CHARIOTS OF CALYX
by: Rachel A Hyde, MyShelf.Com
Ex-slave and mosaic artist Libertus is in Londinium at the invitation of the Roman Governer Pertinax who is allowing him to accompany him to Eboracum (now York) to look for his missing wife Gwellia but no sooner has he arrived than he is called upon to solve a murder. The chief corn officer of the city has been strangled in his bed and his mother is convinced that his beautiful new wife and her chariot racer lover must have done the deed. But there are so many suspects: his mousy first wife who still lives in the house; her spoiled young son, an angry giant of a Celt who is demanding money and his own formidable mother. Furthermore, why is there is fortune buried under the floor?

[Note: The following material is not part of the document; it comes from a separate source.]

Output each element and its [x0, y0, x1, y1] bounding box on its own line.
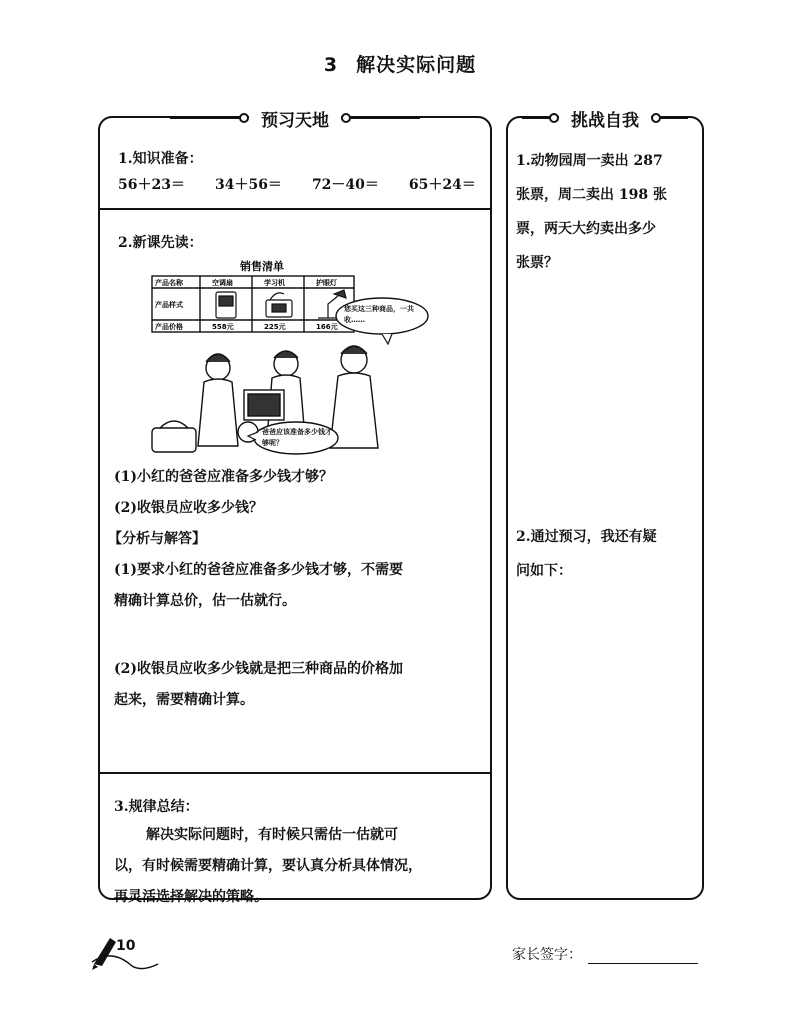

This is the fourth case for Libertus and as before, Rowe paints a convincing picture of 2nd century Roman Britain that compares less with modern life than some of her rivals' novels and has the distinct flavor of the ancient world. This is a civilized world, but it is also one where slaves are seen as chattel and people believe in pagan gods. Wisely, none of the characters is wildly against the status quo but accept these things as the norm and thus the reader is transported back in time, instead of having a firm footing in the 21st century via a "modern" protagonist, a fault with a lot of historical fiction. I enjoyed the story with its twists and turns, but I wouldn't say that Rowe's book would win any prizes as a truly suspenseful page-turner. As usual, the true star of this book - and all her others - is her delineation of Roman Britain.